Regional real estate sales for October were slightly lower than previous months and down six per cent over October 2016, according to the Okanagan Mainline Real Estate Board.
MLS housing sales for the Peachland-Revelstoke corridor totaled 736 in October, compared to 740 for September, according to the Okanagan Mainline Real Estate Board (OMREB).
“Not unusual for this time of year, October sales and new listing volumes were both slightly lower than previous months, with both indicators in the range of what we were seeing this time last year,” said OMREB president Tanis Read.
“The average number of days on market rose over previous months, also typical as we head into the winter months.”
New listings were 898 in October, compared to 1118 in September, while the average number of days it took to sell a home in October was 83 as compared to 78 in September and 92 this time last year.
Read notes that average price, at $526,418, was an irregularity, likely due to the mix of properties sold as compared to the previous month.
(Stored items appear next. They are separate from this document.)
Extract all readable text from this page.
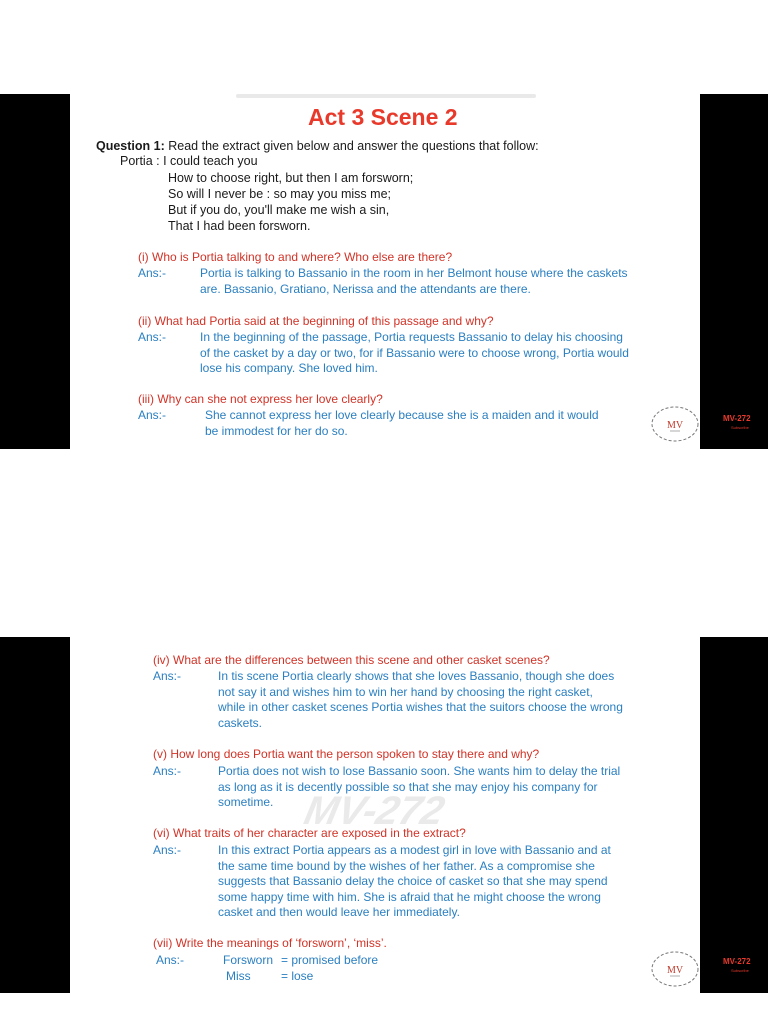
Act 3 Scene 2
Question 1: Read the extract given below and answer the questions that follow:
Portia : I could teach you
How to choose right, but then I am forsworn;
So will I never be : so may you miss me;
But if you do, you'll make me wish a sin,
That I had been forsworn.
(i) Who is Portia talking to and where? Who else are there?
Ans:-	Portia is talking to Bassanio in the room in her Belmont house where the caskets
are. Bassanio, Gratiano, Nerissa and the attendants are there.
(ii) What had Portia said at the beginning of this passage and why?
Ans:-	In the beginning of the passage, Portia requests Bassanio to delay his choosing
of the casket by a day or two, for if Bassanio were to choose wrong, Portia would
lose his company. She loved him.
(iii) Why can she not express her love clearly?
Ans:-	She cannot express her love clearly because she is a maiden and it would
be immodest for her do so.	MV
MV-272
Subscribe
MV-272
(iv) What are the differences between this scene and other casket scenes?
Ans:-	In tis scene Portia clearly shows that she loves Bassanio, though she does
not say it and wishes him to win her hand by choosing the right casket,
while in other casket scenes Portia wishes that the suitors choose the wrong
caskets.
(v) How long does Portia want the person spoken to stay there and why?
Ans:-	Portia does not wish to lose Bassanio soon. She wants him to delay the trial
as long as it is decently possible so that she may enjoy his company for
sometime.
(vi) What traits of her character are exposed in the extract?
Ans:-	In this extract Portia appears as a modest girl in love with Bassanio and at
the same time bound by the wishes of her father. As a compromise she
suggests that Bassanio delay the choice of casket so that she may spend
some happy time with him. She is afraid that he might choose the wrong
casket and then would leave her immediately.
(vii) Write the meanings of ‘forsworn’, ‘miss’.
Ans:-	Forsworn = promised before
Miss	= lose	MV
MV-272
Subscribe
The October average price was six per cent higher than September and up 16 per cent over this time last year.
“While a lack of available homes for sale continues to be a problem and a major contributor to pricing, the good news, at least for some parts of the region we serve, is the number of new, multi-family residences that are closing in on completion,” Read said.
“This, coupled, with a surge in housing starts, could mean good news in terms of availability and affordability.”
More housing supply offers benefits not only for prospective buyers but those looking to rent and even those considering selling. While a seller’s market, where there are fewer homes for sale to a larger pool of buyers, can be attractive for those considering listing, it can also pose challenges for those same sellers when they look to find a new home at a price they can afford, Read explained.
Turning to buyers of homes in the region, results compiled from monthly OMREB buyer surveys year to date (January through September 2017), indicate that first time buyers accounted for 20 per cent of purchasers, with move-up buyers at 17 per cent.
Those moving within the region were 56 per cent, followed by those from the Lower Mainland/Vancouver Island at 18 per cent and Alberta at 11 per cent.
“It’s encouraging that first time buyers continue to be a strong force within the region as they stimulate the chain of housing ownership,” said Read, noting that move-up buyers tend to rely on first time buyers to purchase their existing homes.